The bank said Friday that it needed to set aside an additional $330 million from April through June because its customers have taken advantage of perks like cash-back on purchases and frequent-flyer miles. 
 
Having to set aside more than expected is not ideal for banks, but there is a silver lining: a rise in points redemption shows that customers are confident enough in the program to boost their spending and accrue loyalty points.
 
“This is a great example of how loyalty rewards can play two roles,” says Laura Siegfried, senior loyalty consultant at Kobie Marketing. “$330 million is a large number, but if the customers earning those rewards are spending sufficiently more money because of the reward benefits, it is a good investment, what we call ‘good liability.’ If rewards are truly driving incremental activity, it’s money well spent.”
 
As explained by Chase’s CFO, Marianne Lake, “This is maybe larger than we have seen over the course of the last several years.
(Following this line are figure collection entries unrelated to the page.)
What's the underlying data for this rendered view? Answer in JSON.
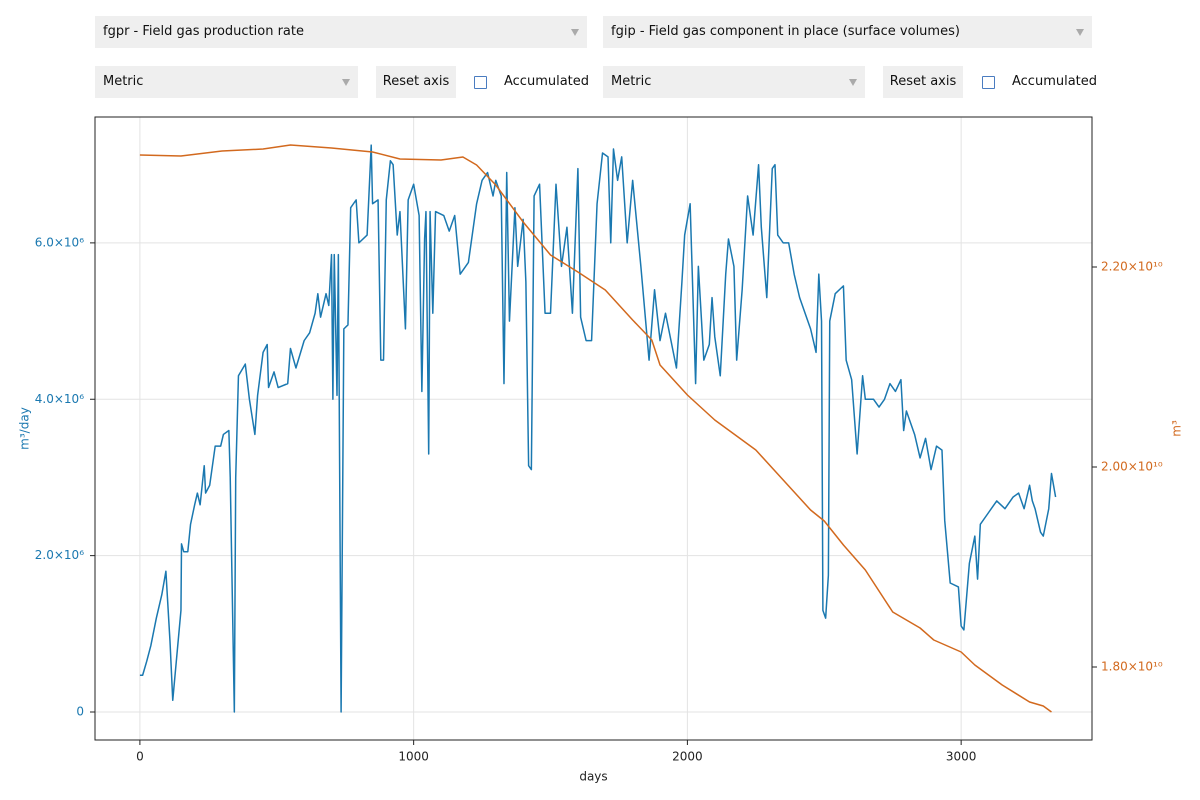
{
  "controls": {
    "left": {
      "vector": "fgpr - Field gas production rate",
      "unit_system": "Metric",
      "reset": "Reset axis",
      "accumulated": "Accumulated"
    },
    "right": {
      "vector": "fgip - Field gas component in place (surface volumes)",
      "unit_system": "Metric",
      "reset": "Reset axis",
      "accumulated": "Accumulated"
    }
  },
  "chart_data": {
    "type": "line",
    "x_label": "days",
    "y_label": "m³/day",
    "y2_label": "m³",
    "xlim": [
      -164,
      3478
    ],
    "xticks": [
      0,
      1000,
      2000,
      3000
    ],
    "ylim": [
      -358000,
      7610000
    ],
    "yticks": [
      0,
      {
        "value": 2000000,
        "label": "2.0×10⁶"
      },
      {
        "value": 4000000,
        "label": "4.0×10⁶"
      },
      {
        "value": 6000000,
        "label": "6.0×10⁶"
      }
    ],
    "y2lim": [
      17270000000,
      23500000000
    ],
    "y2ticks": [
      {
        "value": 18000000000,
        "label": "1.80×10¹⁰"
      },
      {
        "value": 20000000000,
        "label": "2.00×10¹⁰"
      },
      {
        "value": 22000000000,
        "label": "2.20×10¹⁰"
      }
    ],
    "grid": true,
    "series": [
      {
        "color": "#1a78b0",
        "x": [
          0,
          10,
          25,
          40,
          60,
          80,
          95,
          110,
          120,
          150,
          152,
          160,
          175,
          185,
          200,
          210,
          220,
          235,
          240,
          255,
          275,
          295,
          305,
          325,
          330,
          345,
          350,
          360,
          385,
          400,
          420,
          430,
          450,
          465,
          470,
          490,
          505,
          540,
          550,
          570,
          600,
          620,
          640,
          650,
          660,
          680,
          690,
          700,
          705,
          710,
          720,
          725,
          735,
          745,
          760,
          770,
          790,
          800,
          830,
          845,
          850,
          870,
          880,
          890,
          900,
          915,
          925,
          940,
          950,
          970,
          980,
          1000,
          1020,
          1030,
          1040,
          1045,
          1055,
          1060,
          1070,
          1080,
          1110,
          1130,
          1150,
          1170,
          1200,
          1230,
          1250,
          1270,
          1290,
          1300,
          1320,
          1330,
          1340,
          1350,
          1370,
          1380,
          1400,
          1410,
          1420,
          1430,
          1440,
          1460,
          1480,
          1500,
          1520,
          1540,
          1560,
          1580,
          1600,
          1610,
          1630,
          1650,
          1670,
          1690,
          1710,
          1720,
          1730,
          1745,
          1760,
          1780,
          1800,
          1830,
          1860,
          1880,
          1900,
          1920,
          1960,
          1980,
          1990,
          2010,
          2030,
          2040,
          2060,
          2080,
          2090,
          2100,
          2120,
          2140,
          2150,
          2170,
          2180,
          2200,
          2220,
          2240,
          2260,
          2270,
          2290,
          2310,
          2320,
          2330,
          2350,
          2370,
          2390,
          2410,
          2440,
          2450,
          2470,
          2480,
          2490,
          2495,
          2505,
          2515,
          2520,
          2540,
          2570,
          2580,
          2600,
          2620,
          2640,
          2650,
          2680,
          2700,
          2720,
          2740,
          2760,
          2780,
          2790,
          2800,
          2830,
          2850,
          2870,
          2890,
          2910,
          2930,
          2940,
          2960,
          2990,
          3000,
          3010,
          3030,
          3050,
          3060,
          3070,
          3100,
          3130,
          3160,
          3190,
          3210,
          3230,
          3250,
          3260,
          3270,
          3290,
          3300,
          3320,
          3330,
          3345
        ],
        "values": [
          470000,
          470000,
          650000,
          850000,
          1200000,
          1500000,
          1800000,
          900000,
          150000,
          1300000,
          2150000,
          2050000,
          2050000,
          2400000,
          2650000,
          2800000,
          2650000,
          3150000,
          2800000,
          2900000,
          3400000,
          3400000,
          3550000,
          3600000,
          3000000,
          0,
          3000000,
          4300000,
          4450000,
          4000000,
          3550000,
          4050000,
          4600000,
          4700000,
          4150000,
          4350000,
          4150000,
          4200000,
          4650000,
          4400000,
          4750000,
          4850000,
          5100000,
          5350000,
          5050000,
          5350000,
          5200000,
          5850000,
          4000000,
          5850000,
          4050000,
          5850000,
          0,
          4900000,
          4950000,
          6450000,
          6550000,
          6000000,
          6100000,
          7250000,
          6500000,
          6550000,
          4500000,
          4500000,
          6550000,
          7050000,
          7000000,
          6100000,
          6400000,
          4900000,
          6550000,
          6750000,
          6350000,
          4100000,
          6050000,
          6400000,
          3300000,
          6400000,
          5100000,
          6400000,
          6350000,
          6150000,
          6350000,
          5600000,
          5750000,
          6500000,
          6800000,
          6900000,
          6600000,
          6800000,
          6600000,
          4200000,
          6900000,
          5000000,
          6450000,
          5700000,
          6300000,
          5500000,
          3150000,
          3100000,
          6600000,
          6750000,
          5100000,
          5100000,
          6750000,
          5700000,
          6200000,
          5100000,
          6950000,
          5050000,
          4750000,
          4750000,
          6500000,
          7150000,
          7100000,
          6000000,
          7200000,
          6800000,
          7100000,
          6000000,
          6800000,
          5700000,
          4500000,
          5400000,
          4750000,
          5100000,
          4400000,
          5500000,
          6100000,
          6500000,
          4200000,
          5700000,
          4500000,
          4700000,
          5300000,
          4800000,
          4300000,
          5600000,
          6050000,
          5700000,
          4500000,
          5400000,
          6600000,
          6100000,
          7000000,
          6200000,
          5300000,
          6950000,
          7000000,
          6100000,
          6000000,
          6000000,
          5600000,
          5300000,
          5000000,
          4900000,
          4600000,
          5600000,
          5000000,
          1300000,
          1200000,
          1750000,
          5000000,
          5350000,
          5450000,
          4500000,
          4250000,
          3300000,
          4300000,
          4000000,
          4000000,
          3900000,
          4000000,
          4200000,
          4100000,
          4250000,
          3600000,
          3850000,
          3550000,
          3250000,
          3500000,
          3100000,
          3400000,
          3350000,
          2450000,
          1650000,
          1600000,
          1100000,
          1050000,
          1900000,
          2250000,
          1700000,
          2400000,
          2550000,
          2700000,
          2600000,
          2750000,
          2800000,
          2600000,
          2900000,
          2700000,
          2600000,
          2300000,
          2250000,
          2600000,
          3050000,
          2750000
        ]
      },
      {
        "color": "#d2691e",
        "axis": "y2",
        "x": [
          0,
          150,
          300,
          450,
          550,
          700,
          850,
          950,
          1100,
          1180,
          1230,
          1300,
          1400,
          1500,
          1600,
          1700,
          1800,
          1870,
          1900,
          2000,
          2100,
          2150,
          2250,
          2350,
          2450,
          2500,
          2570,
          2650,
          2750,
          2850,
          2900,
          3000,
          3050,
          3150,
          3250,
          3300,
          3330
        ],
        "values": [
          23120000000,
          23110000000,
          23160000000,
          23180000000,
          23220000000,
          23190000000,
          23150000000,
          23080000000,
          23070000000,
          23100000000,
          23020000000,
          22820000000,
          22450000000,
          22120000000,
          21950000000,
          21770000000,
          21470000000,
          21270000000,
          21020000000,
          20720000000,
          20470000000,
          20370000000,
          20170000000,
          19870000000,
          19570000000,
          19460000000,
          19220000000,
          18970000000,
          18550000000,
          18390000000,
          18270000000,
          18150000000,
          18020000000,
          17820000000,
          17650000000,
          17610000000,
          17550000000
        ]
      }
    ]
  }
}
We do pretty regularly review our rewards liability in light of evolving consumer behavior.”
 
Credit-card issuers scrambling to sign coveted high-spending customers have sparked a rewards war in recent years. J.P. Morgan ratcheted up the competition in 2016 with its Sapphire Reserve card, which came with lavish perks, including a 100,000-point signing bonus and triple rewards for travel and dining.
 
An increase in cardmembers for the Chase Sapphire Reserve and Preferred cards have led to strong loan growth and record retention rates, so while the Sapphire Reserve initially had a big welcome bonus, users are holding onto the card and engaging with Chase in more ways, which is great news for Chase.
 
As Lake describes it, “Engaged customers bring us more spend, they bring us more of their share of wallet.”
 
This showed up in the bank’s latest results, as profits rose 18.3 percent and money set aside for potential credit losses actually declined from $286 million to $1.1 billion.
 
However, according to Greg McBride, chief financial analyst at Bankrate.com, this recent $330 million charge may indicate that consumers are simply getting smarter with their use of rewards programs.
 
“There’s a subset of savvy credit-card users who are diligent about maximizing their usage to capture the biggest benefit they can,” McBride said.
 
These consumers, he stated, only use the cards in the spending categories that reward the most points. For instance, they use the Sapphire card to pay for dining and travel but switch to Chase’s
Freedom card to pay for things such as gas and groceries.
 
While profits for Chase seem to be steadily growing, only time will tell if this major rewards expense will have a positive or negative long-term effect on its business.